O uso de VNI para síndrome respiratória aguda grave e outras doenças transmitidas pelo ar foi
avaliado em vários estudos observacionais e permanece controverso. Esses estudos relataram taxas
de falha de VNI de 30% e 33%, sem evidência de disseminação viral para cuidadores que tomaram
as devidas precauções. Mais recentemente, a VNI também foi usada em pacientes com IRA devido
à infecção pelo vírus influenza A H1N1, com taxas de falha variando entre 13% e 77%. No entanto,
nenhum ensaio clínico randomizado avaliou a eficácia da VNI em tais pandemias.
Dada a incerteza das evidências, não foi oferecida uma recomendação para essa questão
9) A VNI deve ser usada para prevenir a insuficiência
respiratória pós-extubação?
Os benefícios da aplicação precoce de VNI logo após a extubação foram avaliados em pacientes não
selecionados (ou seja, quaisquer pacientes após a extubação planejada) e em pacientes de risco. Para
a maioria dos estudos incluídos, o risco incluiu pacientes com idade> 65 anos ou aqueles com
doença cardíaca ou respiratória subjacente. A análise agrupada realizada na metanálise demonstrou
que o uso de VNI levou a uma diminuição na mortalidade (RR 0,41, IC 95% 0,21-0,82; certeza
moderada) e da necessidade de intubação (RR 0,75, IC 95% 0,49-1,15; baixa certeza). O início da
VNI após a extubação planejada diminui tanto a taxa de intubação quanto a mortalidade em
pacientes com alto risco de falha na extubação.
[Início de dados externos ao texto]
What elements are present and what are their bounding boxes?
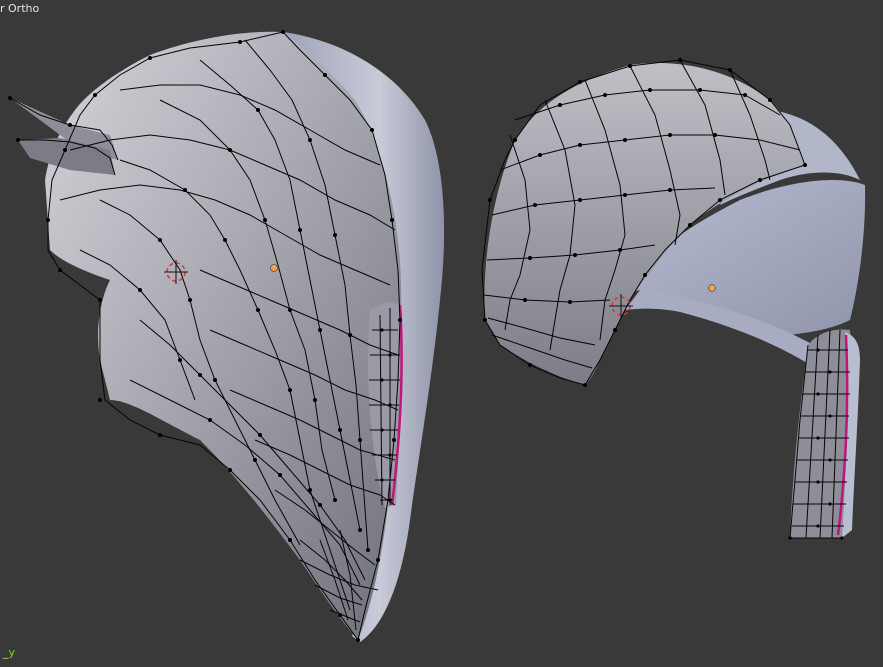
3d-viewport[interactable]: r Ortho _y — [0, 0, 883, 667]
axis-gizmo: _y — [3, 646, 16, 659]
hood-mesh[interactable] — [481, 58, 866, 540]
object-origin-dot[interactable] — [270, 264, 278, 272]
helmet-mesh[interactable] — [8, 30, 445, 642]
hood-origin-dot[interactable] — [708, 284, 716, 292]
scene-canvas[interactable] — [0, 0, 883, 667]
axis-y-label: y — [8, 646, 16, 659]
Pacientes com extubação não planejada são um
grupo de maior risco e estudos adicionais devem abordar especificamente o uso de VNI nesse
grupo. No geral, em pacientes não selecionados pós-extubação, a VNI não ofereceu benefícios em
comparação com a oxigenoterapia padrão.
Recomenda-se que a VNI seja usada para prevenir a insuficiência respiratória pós-extubação
em pacientes de alto risco pós-extubação (Recomendação condicional, baixa certeza de
evidência). Por outro lado, não é recomendada a VNI para prevenir IRA em paciente que não
sejam de alto risco.

10) VNI deve ser usada no tratamento da insuficiência


respiratória que se desenvolve após a extubação?
O uso de VNI para evitar a reintubação em pacientes com desconforto respiratório evidente e / ou
insuficiência respiratória consequente à falha na extubação planejada não é aconselhável. No
entanto, devido a algumas limitações nos ensaios, esta afirmação não é definitiva. Mais estudos são
necessários.
Sugere-se que a VNI não deve ser usada no tratamento de pacientes com insuficiência
respiratória pós-extubação estabelecida (Recomendação condicional, baixa certeza de
evidência).

11) VNI deve ser usada para facilitar o desmame de pacientes


com ventilação mecânica invasiva?
A VNI tem se mostrado tão eficaz quanto a ventilação mecânica invasiva na melhora do padrão
respiratório, reduzindo o esforço inspiratório e mantendo a troca gasosa adequada durante a fase de
desmame em pacientes selecionados intubados e ventilados para IRA hipercápnica. Com base nesse
raciocínio fisiológico, a VNI tem sido utilizada nesses pacientes como meio de acelerar o processo
de desmame, evitando os efeitos colaterais e as complicações da ventilação invasiva.
Recomenda-se que a VNI seja usada para facilitar o desmame da ventilação mecânica em
pacientes com insuficiência respiratória hipercápnica (Recomendação condicional, certeza
moderada de evidência). Por outro lado, não foi feita nenhuma recomendação para pacientes
hipoxêmicos.
Conclusões
A diretriz baseou-se em revisão sistemática da literatura e diretrizes anteriores e trouxe
recomendações objetivas com questionamentos vividos na prática clínica. A princípio, as sugestões
dadas estão amplamente de acordo com as diretrizes publicadas nos últimos 15 anos, mas foram
apresentadas alterações incrementais à medida que novos estudos e informações se tornaram
disponíveis. No futuro, algumas recomendações podem mudar, à medida que novos estudos forem
concluídos, especialmente em relação ao uso de VNI, em oposição a outras tecnologias emergentes,
como a terapia com cânulas nasais de alto fluxo e a remoção extracorpórea de CO2.